George Kennan, an American diplomat who advocated a policy of containment to limit Soviet expansion, warned that if the Soviet Union became more hostile, the United States would have to adapt. As Kennan explained in 1948, “The Kremlin’s acts of political warfare have become the most sophisticated and effective in history. It has been handicapped by a general attachment … Being involved in the full force of the Kremlin’s political warfare, we cannot afford to leave our resources unmobilized for covert political warfare.”

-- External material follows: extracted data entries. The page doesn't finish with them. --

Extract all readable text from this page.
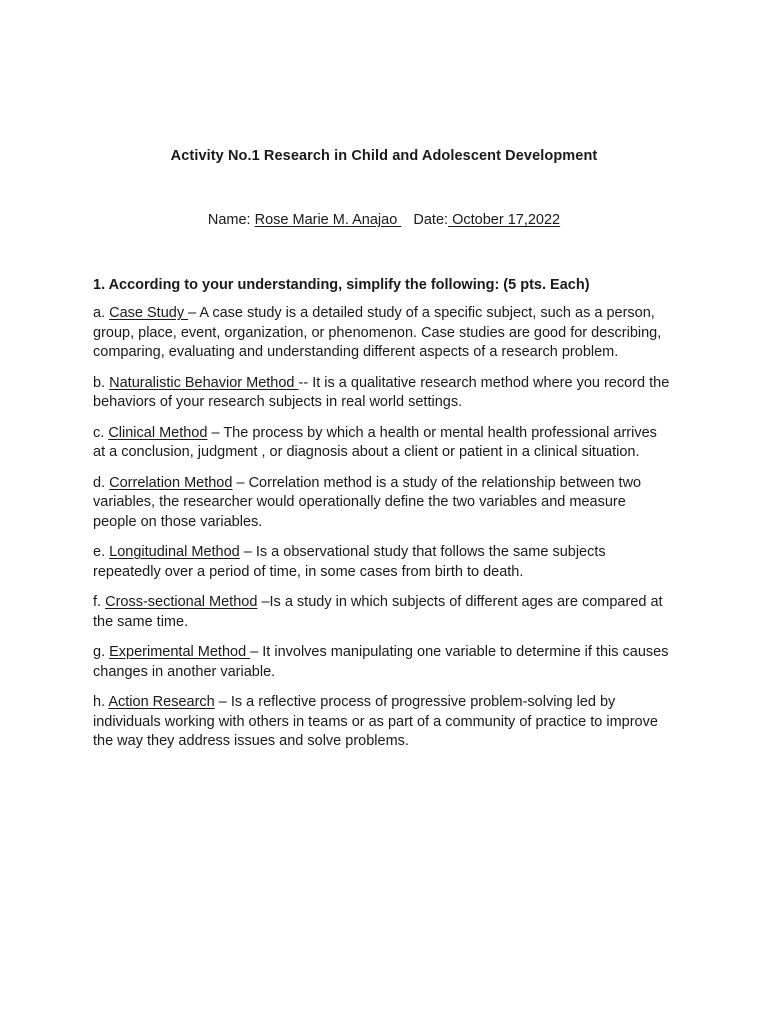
Activity No.1 Research in Child and Adolescent Development
Name: Rose Marie M. Anajao    Date: October 17,2022

1. According to your understanding, simplify the following: (5 pts. Each)

a. Case Study – A case study is a detailed study of a specific subject, such as a person, group, place, event, organization, or phenomenon. Case studies are good for describing, comparing, evaluating and understanding different aspects of a research problem.

b. Naturalistic Behavior Method -- It is a qualitative research method where you record the behaviors of your research subjects in real world settings.

c. Clinical Method – The process by which a health or mental health professional arrives at a conclusion, judgment , or diagnosis about a client or patient in a clinical situation.

d. Correlation Method – Correlation method is a study of the relationship between two variables, the researcher would operationally define the two variables and measure people on those variables.

e. Longitudinal Method – Is a observational study that follows the same subjects repeatedly over a period of time, in some cases from birth to death.

f. Cross-sectional Method –Is a study in which subjects of different ages are compared at the same time.

g. Experimental Method – It involves manipulating one variable to determine if this causes changes in another variable.

h. Action Research – Is a reflective process of progressive problem-solving led by individuals working with others in teams or as part of a community of practice to improve the way they address issues and solve problems.
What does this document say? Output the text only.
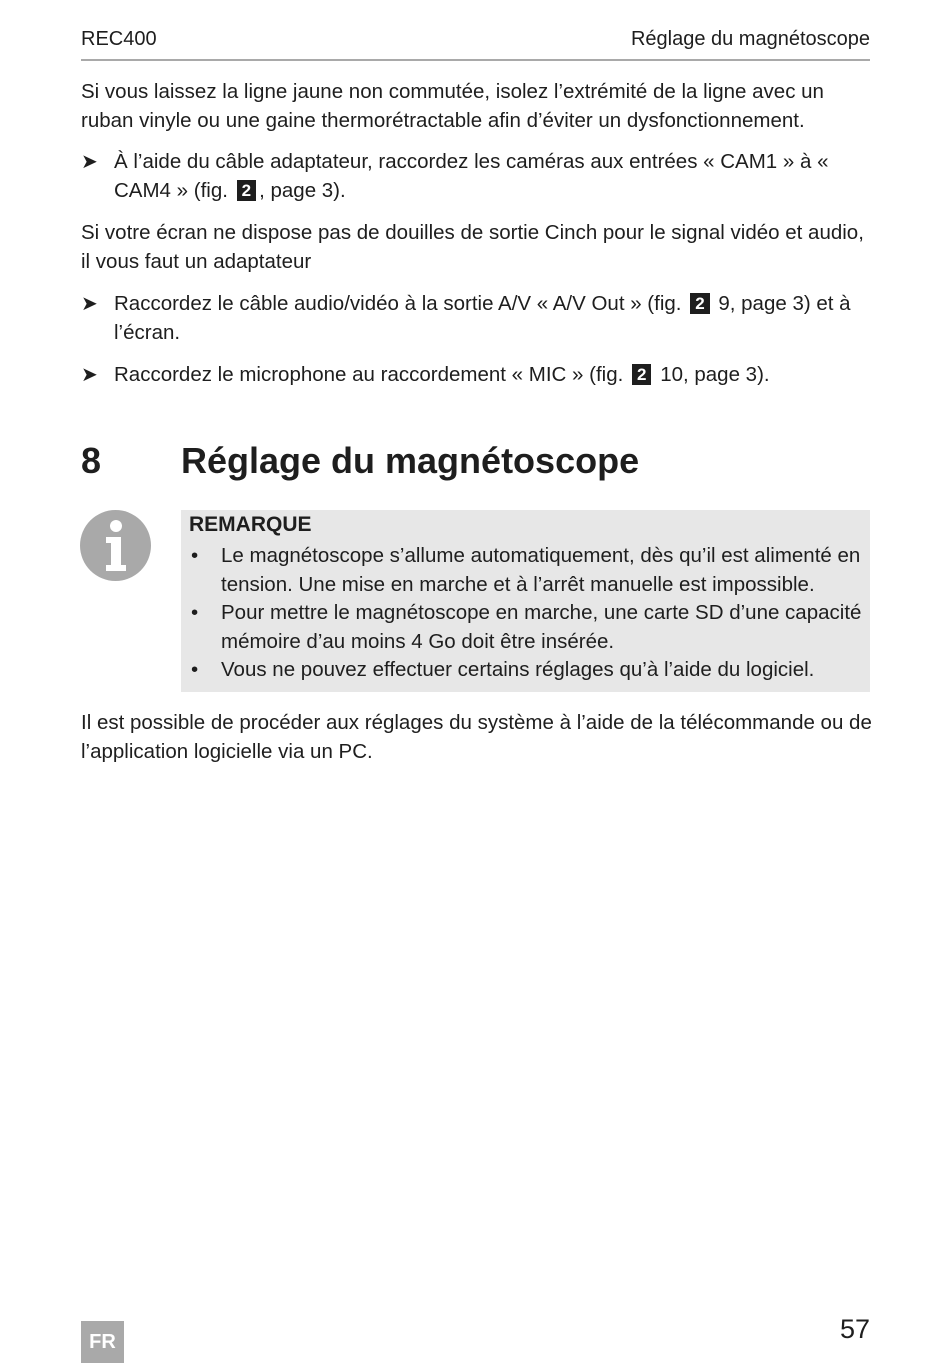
REC400	Réglage du magnétoscope

Si vous laissez la ligne jaune non commutée, isolez l’extrémité de la ligne avec un ruban vinyle ou une gaine thermorétractable afin d’éviter un dysfonctionnement.

➤ À l’aide du câble adaptateur, raccordez les caméras aux entrées « CAM1 » à « CAM4 » (fig. 2 , page 3).

Si votre écran ne dispose pas de douilles de sortie Cinch pour le signal vidéo et audio, il vous faut un adaptateur

➤ Raccordez le câble audio/vidéo à la sortie A/V « A/V Out » (fig. 2 9, page 3) et à l’écran.
➤ Raccordez le microphone au raccordement « MIC » (fig. 2 10, page 3).
8 Réglage du magnétoscope
REMARQUE
• Le magnétoscope s’allume automatiquement, dès qu’il est alimenté en tension. Une mise en marche et à l’arrêt manuelle est impossible.
• Pour mettre le magnétoscope en marche, une carte SD d’une capacité mémoire d’au moins 4 Go doit être insérée.
• Vous ne pouvez effectuer certains réglages qu’à l’aide du logiciel.

Il est possible de procéder aux réglages du système à l’aide de la télécommande ou de l’application logicielle via un PC.

FR	57
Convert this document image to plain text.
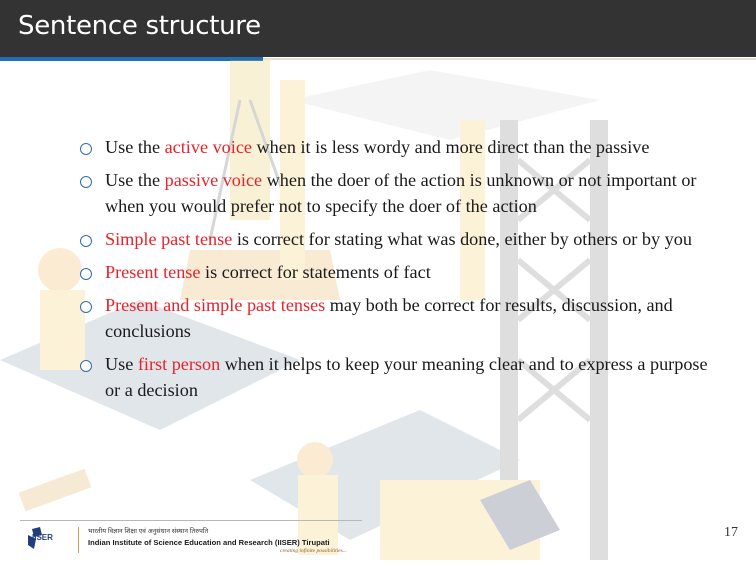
Sentence structure
Use the active voice when it is less wordy and more direct than the passive
Use the passive voice when the doer of the action is unknown or not important or when you would prefer not to specify the doer of the action
Simple past tense is correct for stating what was done, either by others or by you
Present tense is correct for statements of fact
Present and simple past tenses may both be correct for results, discussion, and conclusions
Use first person when it helps to keep your meaning clear and to express a purpose or a decision
IISER
भारतीय विज्ञान शिक्षा एवं अनुसंधान संस्थान तिरुपति
Indian Institute of Science Education and Research (IISER) Tirupati
creating infinite possibilities...
17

Lieutenant General James Doolittle, who received the Medal of Honor for leading the daring Doolittle raids against Japan in World War II, agreed with Kennan that the United States would engage in more aggressive covert operations techniques to survive. concluded that it must. Doolittle recognized that many Americans would object to his proposal, but thought it essential, and he concluded:[h]The norms of human conflict that have hitherto been tolerated do not apply. For the United States to survive, it must rethink its longstanding concept of “fair play.” We must develop effective espionage and counter-espionage, and learn how to destroy, sabotage, and destroy our adversaries. This is a more subtle, sophisticated and effective method than the one used against us. It may be necessary to make the American public aware, understand, and support this fundamentally repugnant philosophy. ”

The memory of the Cold War need not guide all our responses or provoke rash actions. usa. Unfortunately, we may have to revisit Kenan and Doolittle’s fundamentally repugnant philosophy.

Michael Richter is a former Intelligence Officer with the Defense Intelligence Agency and Office of the Director of National Intelligence and is now an attorney in private practice. The views expressed here are his own.